By harnessing innovation and rapid technological advancement, MISS can further increase patient safety, outcomes, and operative advantages. The combination of exoscope technology with AI and robotics represents an exciting frontier in the evolution of MISS. AI-powered exoscopes may one day automatically adjust focus and decrease the frequency of microscope adjustments, thereby increasing operative efficiency. Moreover, this could be extended to analyze surgical procedure steps and performance and provide surgeons with an individualized breakdown of surgical efficiency and areas of improvement, which would also benefit resident training by providing a means of objective evaluation and education simulations.
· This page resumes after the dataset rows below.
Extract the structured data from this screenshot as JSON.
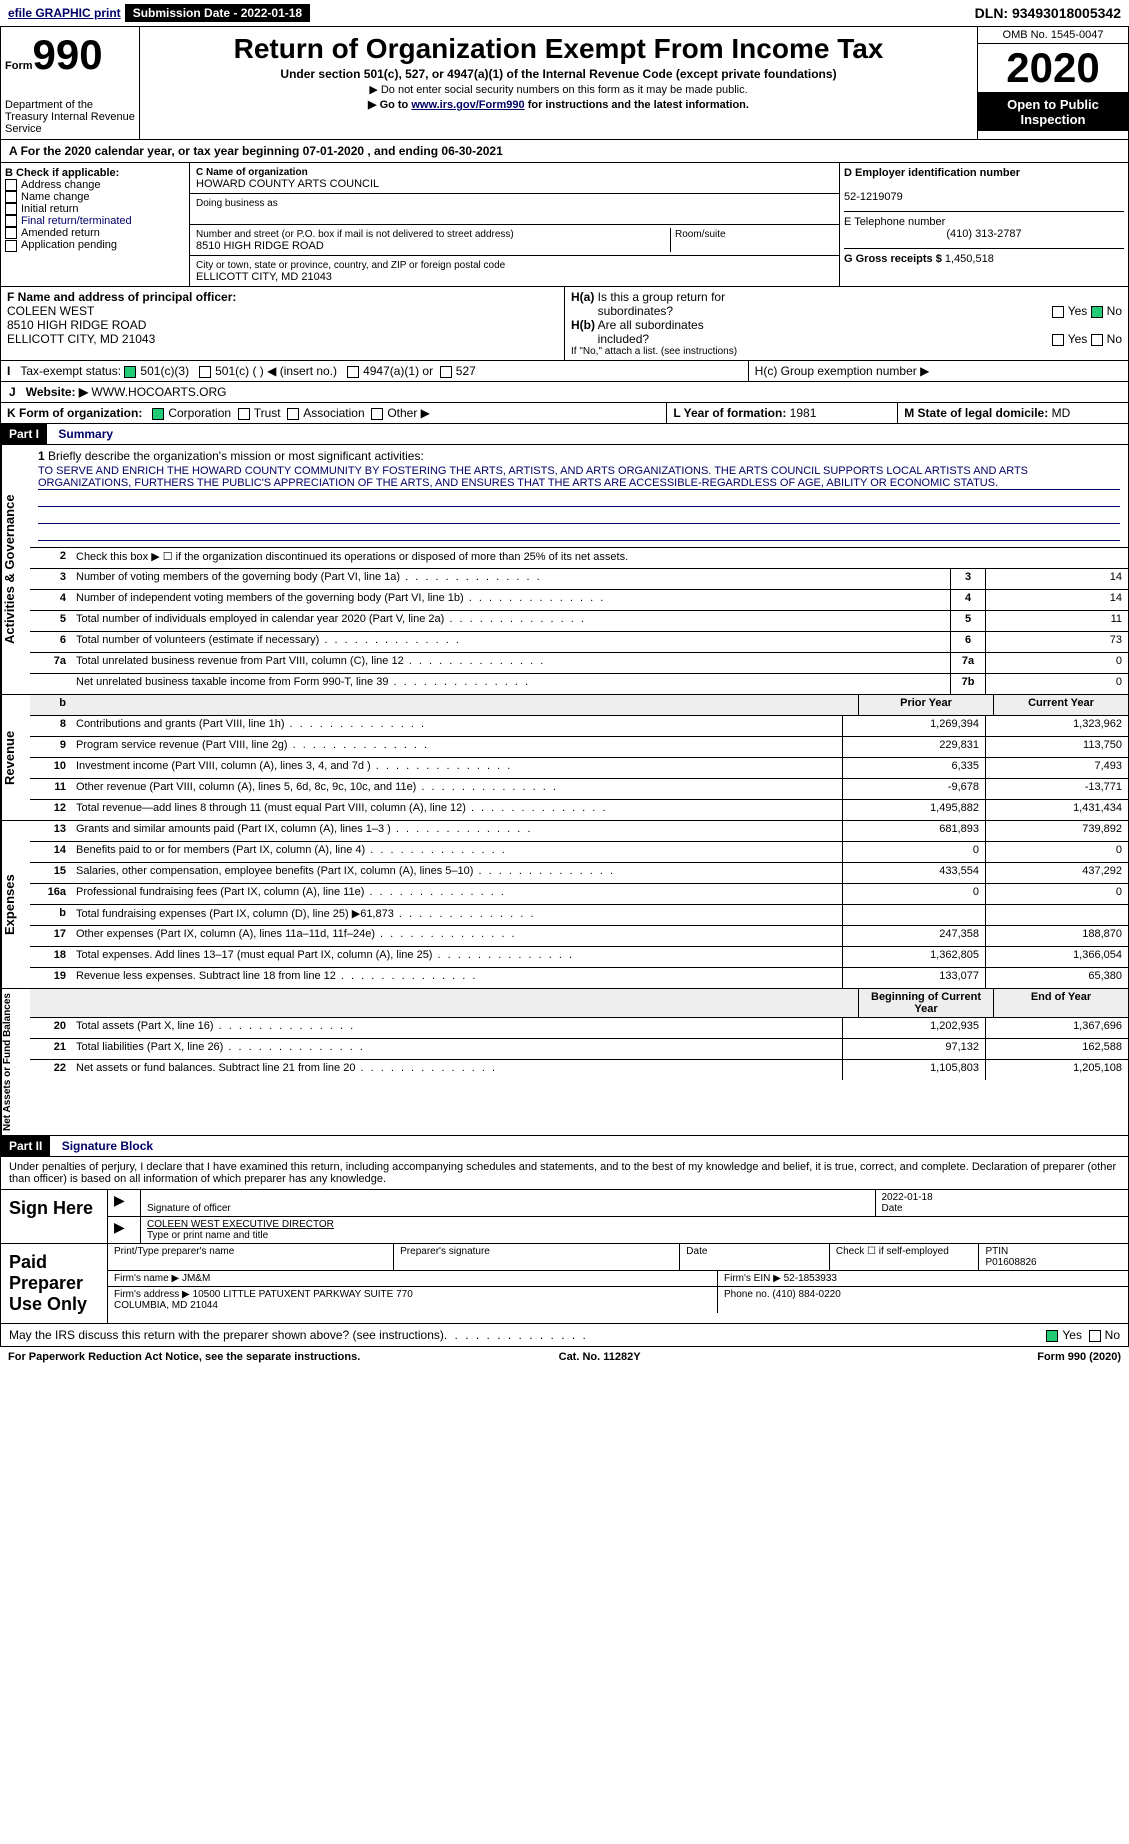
{
  "top": {
    "efile": "efile GRAPHIC print",
    "submission": "Submission Date - 2022-01-18",
    "dln": "DLN: 93493018005342"
  },
  "header": {
    "form": "Form",
    "number": "990",
    "dept": "Department of the Treasury Internal Revenue Service",
    "title": "Return of Organization Exempt From Income Tax",
    "subtitle": "Under section 501(c), 527, or 4947(a)(1) of the Internal Revenue Code (except private foundations)",
    "note1": "▶ Do not enter social security numbers on this form as it may be made public.",
    "note2_pre": "▶ Go to ",
    "note2_link": "www.irs.gov/Form990",
    "note2_post": " for instructions and the latest information.",
    "omb": "OMB No. 1545-0047",
    "year": "2020",
    "public": "Open to Public Inspection"
  },
  "period": "For the 2020 calendar year, or tax year beginning 07-01-2020    , and ending 06-30-2021",
  "sectionB": {
    "label": "B Check if applicable:",
    "opts": [
      "Address change",
      "Name change",
      "Initial return",
      "Final return/terminated",
      "Amended return",
      "Application pending"
    ]
  },
  "sectionC": {
    "name_lbl": "C Name of organization",
    "name": "HOWARD COUNTY ARTS COUNCIL",
    "dba_lbl": "Doing business as",
    "addr_lbl": "Number and street (or P.O. box if mail is not delivered to street address)",
    "room_lbl": "Room/suite",
    "addr": "8510 HIGH RIDGE ROAD",
    "city_lbl": "City or town, state or province, country, and ZIP or foreign postal code",
    "city": "ELLICOTT CITY, MD  21043"
  },
  "sectionD": {
    "lbl": "D Employer identification number",
    "val": "52-1219079"
  },
  "sectionE": {
    "lbl": "E Telephone number",
    "val": "(410) 313-2787"
  },
  "sectionG": {
    "lbl": "G Gross receipts $",
    "val": "1,450,518"
  },
  "sectionF": {
    "lbl": "F  Name and address of principal officer:",
    "name": "COLEEN WEST",
    "addr1": "8510 HIGH RIDGE ROAD",
    "addr2": "ELLICOTT CITY, MD  21043"
  },
  "sectionH": {
    "ha": "H(a)  Is this a group return for subordinates?",
    "hb": "H(b)  Are all subordinates included?",
    "hb_note": "If \"No,\" attach a list. (see instructions)",
    "hc": "H(c)  Group exemption number ▶"
  },
  "taxExempt": {
    "lbl": "Tax-exempt status:",
    "opt1": "501(c)(3)",
    "opt2": "501(c) (  ) ◀ (insert no.)",
    "opt3": "4947(a)(1) or",
    "opt4": "527"
  },
  "sectionJ": {
    "lbl": "J",
    "txt": "Website: ▶",
    "val": "WWW.HOCOARTS.ORG"
  },
  "sectionK": {
    "lbl": "K Form of organization:",
    "opts": [
      "Corporation",
      "Trust",
      "Association",
      "Other ▶"
    ]
  },
  "sectionL": {
    "lbl": "L Year of formation:",
    "val": "1981"
  },
  "sectionM": {
    "lbl": "M State of legal domicile:",
    "val": "MD"
  },
  "part1": {
    "title": "Part I",
    "name": "Summary",
    "line1_lbl": "Briefly describe the organization's mission or most significant activities:",
    "mission": "TO SERVE AND ENRICH THE HOWARD COUNTY COMMUNITY BY FOSTERING THE ARTS, ARTISTS, AND ARTS ORGANIZATIONS. THE ARTS COUNCIL SUPPORTS LOCAL ARTISTS AND ARTS ORGANIZATIONS, FURTHERS THE PUBLIC'S APPRECIATION OF THE ARTS, AND ENSURES THAT THE ARTS ARE ACCESSIBLE-REGARDLESS OF AGE, ABILITY OR ECONOMIC STATUS.",
    "line2": "Check this box ▶ ☐ if the organization discontinued its operations or disposed of more than 25% of its net assets.",
    "vlabels": {
      "gov": "Activities & Governance",
      "rev": "Revenue",
      "exp": "Expenses",
      "net": "Net Assets or Fund Balances"
    },
    "cols": {
      "prior": "Prior Year",
      "current": "Current Year",
      "beg": "Beginning of Current Year",
      "end": "End of Year"
    },
    "gov": [
      {
        "n": "3",
        "t": "Number of voting members of the governing body (Part VI, line 1a)",
        "b": "3",
        "v": "14"
      },
      {
        "n": "4",
        "t": "Number of independent voting members of the governing body (Part VI, line 1b)",
        "b": "4",
        "v": "14"
      },
      {
        "n": "5",
        "t": "Total number of individuals employed in calendar year 2020 (Part V, line 2a)",
        "b": "5",
        "v": "11"
      },
      {
        "n": "6",
        "t": "Total number of volunteers (estimate if necessary)",
        "b": "6",
        "v": "73"
      },
      {
        "n": "7a",
        "t": "Total unrelated business revenue from Part VIII, column (C), line 12",
        "b": "7a",
        "v": "0"
      },
      {
        "n": "",
        "t": "Net unrelated business taxable income from Form 990-T, line 39",
        "b": "7b",
        "v": "0"
      }
    ],
    "rev": [
      {
        "n": "8",
        "t": "Contributions and grants (Part VIII, line 1h)",
        "p": "1,269,394",
        "c": "1,323,962"
      },
      {
        "n": "9",
        "t": "Program service revenue (Part VIII, line 2g)",
        "p": "229,831",
        "c": "113,750"
      },
      {
        "n": "10",
        "t": "Investment income (Part VIII, column (A), lines 3, 4, and 7d )",
        "p": "6,335",
        "c": "7,493"
      },
      {
        "n": "11",
        "t": "Other revenue (Part VIII, column (A), lines 5, 6d, 8c, 9c, 10c, and 11e)",
        "p": "-9,678",
        "c": "-13,771"
      },
      {
        "n": "12",
        "t": "Total revenue—add lines 8 through 11 (must equal Part VIII, column (A), line 12)",
        "p": "1,495,882",
        "c": "1,431,434"
      }
    ],
    "exp": [
      {
        "n": "13",
        "t": "Grants and similar amounts paid (Part IX, column (A), lines 1–3 )",
        "p": "681,893",
        "c": "739,892"
      },
      {
        "n": "14",
        "t": "Benefits paid to or for members (Part IX, column (A), line 4)",
        "p": "0",
        "c": "0"
      },
      {
        "n": "15",
        "t": "Salaries, other compensation, employee benefits (Part IX, column (A), lines 5–10)",
        "p": "433,554",
        "c": "437,292"
      },
      {
        "n": "16a",
        "t": "Professional fundraising fees (Part IX, column (A), line 11e)",
        "p": "0",
        "c": "0"
      },
      {
        "n": "b",
        "t": "Total fundraising expenses (Part IX, column (D), line 25) ▶61,873",
        "p": "",
        "c": ""
      },
      {
        "n": "17",
        "t": "Other expenses (Part IX, column (A), lines 11a–11d, 11f–24e)",
        "p": "247,358",
        "c": "188,870"
      },
      {
        "n": "18",
        "t": "Total expenses. Add lines 13–17 (must equal Part IX, column (A), line 25)",
        "p": "1,362,805",
        "c": "1,366,054"
      },
      {
        "n": "19",
        "t": "Revenue less expenses. Subtract line 18 from line 12",
        "p": "133,077",
        "c": "65,380"
      }
    ],
    "net": [
      {
        "n": "20",
        "t": "Total assets (Part X, line 16)",
        "p": "1,202,935",
        "c": "1,367,696"
      },
      {
        "n": "21",
        "t": "Total liabilities (Part X, line 26)",
        "p": "97,132",
        "c": "162,588"
      },
      {
        "n": "22",
        "t": "Net assets or fund balances. Subtract line 21 from line 20",
        "p": "1,105,803",
        "c": "1,205,108"
      }
    ]
  },
  "part2": {
    "title": "Part II",
    "name": "Signature Block",
    "decl": "Under penalties of perjury, I declare that I have examined this return, including accompanying schedules and statements, and to the best of my knowledge and belief, it is true, correct, and complete. Declaration of preparer (other than officer) is based on all information of which preparer has any knowledge.",
    "sign_here": "Sign Here",
    "sig_officer": "Signature of officer",
    "sig_date": "2022-01-18",
    "date_lbl": "Date",
    "officer_name": "COLEEN WEST  EXECUTIVE DIRECTOR",
    "type_name": "Type or print name and title",
    "paid": "Paid Preparer Use Only",
    "prep_name_lbl": "Print/Type preparer's name",
    "prep_sig_lbl": "Preparer's signature",
    "check_se": "Check ☐ if self-employed",
    "ptin_lbl": "PTIN",
    "ptin": "P01608826",
    "firm_name_lbl": "Firm's name    ▶",
    "firm_name": "JM&M",
    "firm_ein_lbl": "Firm's EIN ▶",
    "firm_ein": "52-1853933",
    "firm_addr_lbl": "Firm's address ▶",
    "firm_addr": "10500 LITTLE PATUXENT PARKWAY SUITE 770\nCOLUMBIA, MD  21044",
    "phone_lbl": "Phone no.",
    "phone": "(410) 884-0220",
    "discuss": "May the IRS discuss this return with the preparer shown above? (see instructions)",
    "yes": "Yes",
    "no": "No"
  },
  "footer": {
    "left": "For Paperwork Reduction Act Notice, see the separate instructions.",
    "mid": "Cat. No. 11282Y",
    "right": "Form 990 (2020)"
  }
}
Furthermore, AI-powered exoscopes could integrate with robotic systems and imaging studies to improve intraoperative navigation, enhance surgical planning, and increase hardware placement accuracy and precision. Despite these promising advances, there remains a host of challenges, including the computational requirements of real-time AI processing, limited high-quality datasets, and monetary considerations. In combination with these challenges, there are several limitations to the exemplary use of the exoscope for proLIF. First, application of this technology described a single case, limiting the generalizability of findings. Second, the specific details regarding the exoscope model and its magnification settings were not recorded, which prevented direct comparisons with other visual systems. Third, the cost of the exoscope was not disclosed. Fourth, there is no quantitative analysis of surgeon ergonomics, which would be required to accurately assess the potential ergonomic benefits of exoscope-assisted proLIF. These limitations highlight the need to conduct studies with larger sample sizes at multiple centers to determine the impact that exoscope use in spine surgery.
4. Conclusions
This review details the history of enabling technologies that influenced the evolution of MISS. It also provides an example of how these advancements can be combined and applied to novel surgical approaches, giving rise to proLIF. To our knowledge, this is the first reported case describing the use of an exoscope to assist in a navigation-guided proLIF. The advantages observed include enhanced visualization of the surgical field, high maneuverability, improved surgeon ergonomics, and comfort. These findings support the exoscope as a viable adjunct in MISS. The combination of the rapidly advancing enabling technologies will propel the world of MISS. However, additional research is necessary to evaluate the long-term impact of exoscope use and other enabling technologies on clinical outcomes, operative efficiency, and surgeon performance.